The challenge was “hand delivered” to the Central Arbitration Committee (CAC) – the independent body responsible for resolving workplace disputes – last Friday (July 28) afternoon, PDA director of defence services Mark Pitt told C+D this morning (July 31).
The application is to formally “derecognise” the multiple's own union, the Boots Pharmacists’ Association (BPA), Mr Pitt explained.
The dispute dates back to January 2012, when the PDA Union called for official recognition from Boots, after alleging the multiple's employees were tired of their employment terms being "gradually eroded" (see timeline below).
In February 2017, the Court of Appeal upheld a High Court decision that Boots’ refusal to formally recognise the PDA Union was lawful. At the time, the High Court judge said the union would have to find a Boots pharmacist to support its application to have the BPA “derecognised”and end its bargaining powers at the multiple.
In a statement published on its website today, the BPA confirmed it had received notification of the legal challenge.
“This was expected by the BPA following the decision of the Court of Appeal, which indicated that derecognition was the only route left for the PDA Union to gain recognition by Boots. We will work through the due process which follows,” the BPA added.
Boots was unavailable for comment at time of going to press.

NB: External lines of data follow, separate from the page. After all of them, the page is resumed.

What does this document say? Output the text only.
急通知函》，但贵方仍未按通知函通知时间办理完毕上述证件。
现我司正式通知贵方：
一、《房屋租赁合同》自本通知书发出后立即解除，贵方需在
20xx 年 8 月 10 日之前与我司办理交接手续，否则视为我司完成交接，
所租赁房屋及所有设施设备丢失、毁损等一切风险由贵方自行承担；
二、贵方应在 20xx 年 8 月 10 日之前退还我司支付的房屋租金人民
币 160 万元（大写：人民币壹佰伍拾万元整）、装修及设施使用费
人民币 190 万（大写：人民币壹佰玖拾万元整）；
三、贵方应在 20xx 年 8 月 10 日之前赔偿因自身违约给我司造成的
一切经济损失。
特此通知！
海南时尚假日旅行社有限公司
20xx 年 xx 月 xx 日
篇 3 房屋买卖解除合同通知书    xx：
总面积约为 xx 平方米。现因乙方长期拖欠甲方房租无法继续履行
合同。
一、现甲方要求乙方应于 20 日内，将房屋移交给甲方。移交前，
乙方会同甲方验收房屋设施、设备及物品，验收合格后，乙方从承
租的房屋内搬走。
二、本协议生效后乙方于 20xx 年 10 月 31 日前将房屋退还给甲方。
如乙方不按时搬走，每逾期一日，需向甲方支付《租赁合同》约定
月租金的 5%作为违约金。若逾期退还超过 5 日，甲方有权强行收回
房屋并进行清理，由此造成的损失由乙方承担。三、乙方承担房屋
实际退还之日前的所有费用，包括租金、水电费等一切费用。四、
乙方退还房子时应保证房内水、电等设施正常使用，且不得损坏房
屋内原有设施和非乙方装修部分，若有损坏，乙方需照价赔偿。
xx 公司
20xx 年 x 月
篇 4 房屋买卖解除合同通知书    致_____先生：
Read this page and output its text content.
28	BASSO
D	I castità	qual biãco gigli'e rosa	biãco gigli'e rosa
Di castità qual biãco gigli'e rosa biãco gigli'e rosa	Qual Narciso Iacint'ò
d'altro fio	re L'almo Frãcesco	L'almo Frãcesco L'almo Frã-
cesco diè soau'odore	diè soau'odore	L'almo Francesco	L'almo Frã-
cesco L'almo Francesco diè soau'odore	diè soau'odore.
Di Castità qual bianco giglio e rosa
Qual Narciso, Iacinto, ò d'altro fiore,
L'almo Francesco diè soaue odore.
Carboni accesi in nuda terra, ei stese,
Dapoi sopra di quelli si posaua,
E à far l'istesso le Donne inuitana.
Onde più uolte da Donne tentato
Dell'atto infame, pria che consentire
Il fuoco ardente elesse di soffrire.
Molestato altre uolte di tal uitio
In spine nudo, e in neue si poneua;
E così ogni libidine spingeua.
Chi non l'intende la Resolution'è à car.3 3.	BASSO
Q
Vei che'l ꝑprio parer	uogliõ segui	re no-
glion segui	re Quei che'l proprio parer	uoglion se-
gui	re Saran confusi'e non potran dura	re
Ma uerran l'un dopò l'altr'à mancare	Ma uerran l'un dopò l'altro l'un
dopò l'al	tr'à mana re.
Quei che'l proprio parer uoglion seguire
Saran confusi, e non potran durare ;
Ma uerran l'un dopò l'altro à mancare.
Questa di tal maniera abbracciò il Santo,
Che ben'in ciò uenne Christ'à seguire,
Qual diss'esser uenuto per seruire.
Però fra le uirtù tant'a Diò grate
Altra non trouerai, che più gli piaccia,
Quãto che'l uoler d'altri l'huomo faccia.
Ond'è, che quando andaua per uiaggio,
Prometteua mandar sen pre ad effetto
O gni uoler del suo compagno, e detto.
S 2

"Thousands" of Boots pharmacists represented
Speaking to C+D this morning, Mr Pitt said the PDA Union – which "has been asked to speak on behalf" of the six Boots pharmacists – only needed one pharmacist from the multiple to sign the legal challenge and formally launch proceedings. But “we have half a dozen just to be on the safe side”.
The PDA Union represents “approximately 2,300” Boots employees, Mr Pitt estimated, but currently cannot negotiate their pay, hours or holiday.
In a statement published last Friday (July 28), PDA Union general secretary John Murphy said “the individuals taking this action are representative of many thousands of Boots pharmacists who have been frustrated by their employer’s actions”.
According to figures submitted to the government, the BPA had 1,253 members at the end of 2016.
Mr Pitt told C+D that the CAC has 10 working days to either accept or reject the pharmacists’ application, at which point all Boots employed pharmacists below area manager level, as well as pre-registration trainees, will be subject to a secret ballot to decide whether to have the BPA “derecognised” as Boots’ sole union.
“There has never really been an application...before to derecognise a non-independent union,” Mr Pitt claimed. “This is a real opportunity for pharmacists to take back control of their working environment.”